Desabafos à parte…Hora
de almoço, também ela a correr. Comer, meter a roupa a lavar (pela última vez), mandar arrumar o
quarto, passar pela farmácia (uma das raparigas estava com dores de garganta de
manhã, à tarde a arder em febre) e pedalar `meia hora à procura de um campo de
futebol que não encontrei. Safou-me o mais velho que depois da aula da tarde, e
debaixo duma trovoada, me foi mostrar de bicicleta onde era o campo onde pouco
tempo depois, me estrearia nos relvados.
Sim,
11 cambojanos e um extra-comunitário (eu) tivemos hora e meia a jogar futebol. A chuva felizmente não parou de cair, de outra forma não suportava o calor. Eles são uns nabos, super trapalhões
mas correm, correm tanto. Não os dava apanhados. A equipa adversária estava equipada a rigor, camisolas da selecção cambojana. Eu adorei o jogo e percebi que
isto de ser pedreiro, pedalar para todo o lado e passar o dia a tentar ter mais
energia que 14 moços pequenos juntos me deu uma resistência invejável. Eles gostaram
de jogar com o português, afinal sou do mesmo pais que o Ronaldo. Pediram-me o
numero e sexta-feira, em principio, há novo jogo. Este foi combinado com o professor de Khmer duma aluna minha que conheci no mercado. Muito simpático,
convidou-me. A rapariga à tarde estava radiante por saber que os dois
professores dela iam jogar futebol juntos. Eu também estava todo contente.
Faço
o que gosto por cá, passo o dia numa correria, estou integrado e sou adorado por 14 pequenos grandes benfiquistas. São como que irmãos mais novos para mim, apenas mais escuros e muito mais divertidos e suportáveis que a irmã mais velha. Eles idolatram-me como mais ninguém idolatra, eles precisam de mim como mais ninguém precisa. Não quero ir embora...

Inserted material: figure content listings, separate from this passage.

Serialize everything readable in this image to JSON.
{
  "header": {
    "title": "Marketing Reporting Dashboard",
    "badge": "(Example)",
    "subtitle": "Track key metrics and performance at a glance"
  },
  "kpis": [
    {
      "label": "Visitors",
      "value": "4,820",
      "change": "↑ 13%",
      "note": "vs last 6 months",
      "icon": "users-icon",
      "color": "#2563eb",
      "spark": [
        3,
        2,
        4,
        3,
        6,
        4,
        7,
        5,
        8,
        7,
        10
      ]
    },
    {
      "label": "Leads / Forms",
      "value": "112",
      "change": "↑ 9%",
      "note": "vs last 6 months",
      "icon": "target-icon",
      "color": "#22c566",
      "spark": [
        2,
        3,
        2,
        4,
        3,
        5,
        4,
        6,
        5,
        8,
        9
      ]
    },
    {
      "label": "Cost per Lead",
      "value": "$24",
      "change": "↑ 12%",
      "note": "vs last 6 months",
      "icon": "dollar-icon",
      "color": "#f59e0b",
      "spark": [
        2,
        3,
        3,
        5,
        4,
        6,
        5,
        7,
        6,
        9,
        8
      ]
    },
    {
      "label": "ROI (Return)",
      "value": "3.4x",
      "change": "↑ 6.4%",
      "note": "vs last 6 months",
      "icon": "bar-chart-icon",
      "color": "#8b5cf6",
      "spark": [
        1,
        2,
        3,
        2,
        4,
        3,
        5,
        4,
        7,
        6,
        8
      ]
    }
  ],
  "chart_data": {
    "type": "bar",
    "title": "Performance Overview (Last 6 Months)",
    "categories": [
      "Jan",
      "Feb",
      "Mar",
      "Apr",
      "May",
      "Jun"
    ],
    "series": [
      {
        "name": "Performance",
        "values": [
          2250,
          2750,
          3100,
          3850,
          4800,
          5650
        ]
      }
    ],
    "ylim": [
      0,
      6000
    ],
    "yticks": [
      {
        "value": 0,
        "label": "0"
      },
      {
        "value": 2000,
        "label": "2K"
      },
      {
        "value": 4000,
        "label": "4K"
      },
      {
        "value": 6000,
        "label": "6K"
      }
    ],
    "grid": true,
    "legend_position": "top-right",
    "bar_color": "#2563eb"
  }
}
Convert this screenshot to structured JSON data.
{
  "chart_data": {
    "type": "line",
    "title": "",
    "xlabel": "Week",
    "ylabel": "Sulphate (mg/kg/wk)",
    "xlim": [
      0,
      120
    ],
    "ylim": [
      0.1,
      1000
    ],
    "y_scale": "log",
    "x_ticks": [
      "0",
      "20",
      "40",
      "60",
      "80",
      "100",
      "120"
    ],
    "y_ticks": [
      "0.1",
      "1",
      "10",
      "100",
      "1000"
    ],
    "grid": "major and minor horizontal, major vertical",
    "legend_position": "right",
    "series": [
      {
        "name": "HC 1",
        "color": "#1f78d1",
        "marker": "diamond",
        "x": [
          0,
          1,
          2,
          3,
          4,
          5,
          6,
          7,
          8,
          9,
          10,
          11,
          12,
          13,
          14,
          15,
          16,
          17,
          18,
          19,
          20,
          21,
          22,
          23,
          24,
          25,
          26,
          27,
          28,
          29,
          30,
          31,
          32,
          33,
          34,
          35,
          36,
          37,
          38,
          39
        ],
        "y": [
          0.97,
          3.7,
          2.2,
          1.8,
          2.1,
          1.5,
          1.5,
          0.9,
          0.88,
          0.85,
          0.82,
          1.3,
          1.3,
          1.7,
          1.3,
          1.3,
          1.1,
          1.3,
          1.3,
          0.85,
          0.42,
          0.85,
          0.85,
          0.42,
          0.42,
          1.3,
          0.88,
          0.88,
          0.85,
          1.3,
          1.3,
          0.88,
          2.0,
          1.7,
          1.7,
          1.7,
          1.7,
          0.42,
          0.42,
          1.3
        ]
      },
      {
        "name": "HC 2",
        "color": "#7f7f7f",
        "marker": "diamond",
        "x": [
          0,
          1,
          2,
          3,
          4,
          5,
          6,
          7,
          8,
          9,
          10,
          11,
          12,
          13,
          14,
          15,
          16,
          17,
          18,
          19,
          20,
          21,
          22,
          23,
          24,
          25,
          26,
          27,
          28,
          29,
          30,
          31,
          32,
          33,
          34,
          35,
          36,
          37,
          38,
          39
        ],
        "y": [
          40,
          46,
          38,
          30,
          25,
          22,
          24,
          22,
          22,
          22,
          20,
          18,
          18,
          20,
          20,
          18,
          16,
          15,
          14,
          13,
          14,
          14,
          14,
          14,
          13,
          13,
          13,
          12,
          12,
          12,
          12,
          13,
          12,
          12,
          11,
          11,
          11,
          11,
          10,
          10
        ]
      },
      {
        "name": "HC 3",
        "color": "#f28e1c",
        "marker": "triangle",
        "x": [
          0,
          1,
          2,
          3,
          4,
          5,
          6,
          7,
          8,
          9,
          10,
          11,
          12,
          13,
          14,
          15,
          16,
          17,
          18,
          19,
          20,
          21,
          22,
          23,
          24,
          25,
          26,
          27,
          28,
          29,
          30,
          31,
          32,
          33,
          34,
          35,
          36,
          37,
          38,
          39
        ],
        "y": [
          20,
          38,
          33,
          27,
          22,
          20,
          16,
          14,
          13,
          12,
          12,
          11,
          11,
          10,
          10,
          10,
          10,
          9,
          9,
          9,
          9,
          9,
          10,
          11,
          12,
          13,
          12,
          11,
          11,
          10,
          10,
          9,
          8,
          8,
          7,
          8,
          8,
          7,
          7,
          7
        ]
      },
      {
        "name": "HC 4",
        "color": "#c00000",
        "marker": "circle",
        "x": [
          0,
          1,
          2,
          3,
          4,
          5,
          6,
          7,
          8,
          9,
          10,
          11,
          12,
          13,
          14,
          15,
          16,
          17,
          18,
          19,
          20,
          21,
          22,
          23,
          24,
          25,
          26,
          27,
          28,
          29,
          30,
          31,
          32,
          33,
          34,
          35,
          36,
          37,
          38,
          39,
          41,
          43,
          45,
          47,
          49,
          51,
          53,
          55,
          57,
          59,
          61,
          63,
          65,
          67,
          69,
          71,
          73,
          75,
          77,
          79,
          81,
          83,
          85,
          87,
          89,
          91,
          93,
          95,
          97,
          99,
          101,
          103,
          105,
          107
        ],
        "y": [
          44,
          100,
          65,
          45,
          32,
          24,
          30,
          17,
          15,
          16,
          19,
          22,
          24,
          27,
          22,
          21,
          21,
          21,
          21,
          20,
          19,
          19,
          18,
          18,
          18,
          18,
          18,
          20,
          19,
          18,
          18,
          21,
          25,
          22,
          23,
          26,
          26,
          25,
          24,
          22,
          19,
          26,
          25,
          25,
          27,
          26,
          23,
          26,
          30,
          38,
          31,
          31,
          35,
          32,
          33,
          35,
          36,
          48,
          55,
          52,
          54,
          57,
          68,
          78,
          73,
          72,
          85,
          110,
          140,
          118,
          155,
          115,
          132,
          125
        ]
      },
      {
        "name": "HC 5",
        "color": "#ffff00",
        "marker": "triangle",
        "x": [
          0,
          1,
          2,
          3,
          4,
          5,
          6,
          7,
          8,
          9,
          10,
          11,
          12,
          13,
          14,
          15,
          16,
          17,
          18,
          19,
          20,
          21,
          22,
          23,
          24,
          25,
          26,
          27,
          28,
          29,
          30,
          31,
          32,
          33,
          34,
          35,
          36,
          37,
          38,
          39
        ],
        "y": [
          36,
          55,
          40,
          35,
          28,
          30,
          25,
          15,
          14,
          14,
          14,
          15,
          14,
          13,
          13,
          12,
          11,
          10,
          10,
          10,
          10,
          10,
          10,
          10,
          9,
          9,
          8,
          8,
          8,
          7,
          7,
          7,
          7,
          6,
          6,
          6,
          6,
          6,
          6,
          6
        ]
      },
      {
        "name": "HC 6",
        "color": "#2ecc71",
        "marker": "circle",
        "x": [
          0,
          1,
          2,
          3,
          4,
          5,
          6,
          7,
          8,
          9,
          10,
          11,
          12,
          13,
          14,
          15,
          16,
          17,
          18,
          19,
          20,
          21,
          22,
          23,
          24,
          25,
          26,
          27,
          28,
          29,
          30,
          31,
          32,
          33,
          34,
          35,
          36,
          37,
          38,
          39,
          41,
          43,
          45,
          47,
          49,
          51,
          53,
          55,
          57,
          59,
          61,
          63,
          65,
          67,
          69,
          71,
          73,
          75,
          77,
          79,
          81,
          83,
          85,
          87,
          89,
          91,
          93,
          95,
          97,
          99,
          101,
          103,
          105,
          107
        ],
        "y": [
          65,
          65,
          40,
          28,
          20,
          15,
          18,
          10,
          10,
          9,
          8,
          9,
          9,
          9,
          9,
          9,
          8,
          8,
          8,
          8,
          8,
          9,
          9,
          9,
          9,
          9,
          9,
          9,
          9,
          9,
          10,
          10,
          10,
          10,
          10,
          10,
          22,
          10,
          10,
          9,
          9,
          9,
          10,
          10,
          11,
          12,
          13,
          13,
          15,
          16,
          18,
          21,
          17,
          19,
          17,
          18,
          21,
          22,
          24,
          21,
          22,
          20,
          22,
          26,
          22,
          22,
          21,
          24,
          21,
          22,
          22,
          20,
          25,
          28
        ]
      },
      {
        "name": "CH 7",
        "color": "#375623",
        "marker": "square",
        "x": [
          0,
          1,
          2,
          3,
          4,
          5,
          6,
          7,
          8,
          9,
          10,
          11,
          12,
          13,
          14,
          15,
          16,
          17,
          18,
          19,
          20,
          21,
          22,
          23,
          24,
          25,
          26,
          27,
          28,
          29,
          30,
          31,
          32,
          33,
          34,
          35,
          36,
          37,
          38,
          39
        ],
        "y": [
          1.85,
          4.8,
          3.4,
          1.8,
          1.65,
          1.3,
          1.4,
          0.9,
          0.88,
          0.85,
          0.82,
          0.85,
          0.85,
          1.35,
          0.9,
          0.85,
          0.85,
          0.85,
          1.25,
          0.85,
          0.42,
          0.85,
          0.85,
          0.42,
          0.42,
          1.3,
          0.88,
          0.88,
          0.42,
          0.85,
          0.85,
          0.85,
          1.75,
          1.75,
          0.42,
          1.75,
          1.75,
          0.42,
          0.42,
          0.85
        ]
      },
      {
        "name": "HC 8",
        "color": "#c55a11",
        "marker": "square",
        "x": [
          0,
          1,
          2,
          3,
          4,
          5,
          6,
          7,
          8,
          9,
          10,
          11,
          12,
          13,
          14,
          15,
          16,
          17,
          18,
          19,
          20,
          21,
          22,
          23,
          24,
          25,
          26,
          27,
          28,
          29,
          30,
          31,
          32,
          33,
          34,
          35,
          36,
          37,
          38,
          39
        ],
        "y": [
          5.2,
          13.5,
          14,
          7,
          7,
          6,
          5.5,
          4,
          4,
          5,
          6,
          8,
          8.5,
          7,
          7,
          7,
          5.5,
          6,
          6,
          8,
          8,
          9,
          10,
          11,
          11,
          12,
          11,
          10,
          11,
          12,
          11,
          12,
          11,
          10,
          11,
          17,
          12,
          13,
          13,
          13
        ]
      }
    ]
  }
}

Não te esqueças da meia para jogar à bola.
ResponderEliminarNão penses que são só esses miúdos que te idolatram, por cá há muita gente que gosta muito de ti e te admira, a forma de o fazer é que é mais à ocidental.
Teacher Zé:
ResponderEliminarNão há dúvida que és um excelente professor. Cá te espero para me ensinares "computadores". Só precisas paciência e podes ir petiscando umas bolachas sempre que quiseres.
Beijinhos dos avós...
Finalmente alguma decisão desse lado. Assim aumentam as probabilidades de levar os pais ao Cambodja para o teu casamento. Estás muito bem por ai!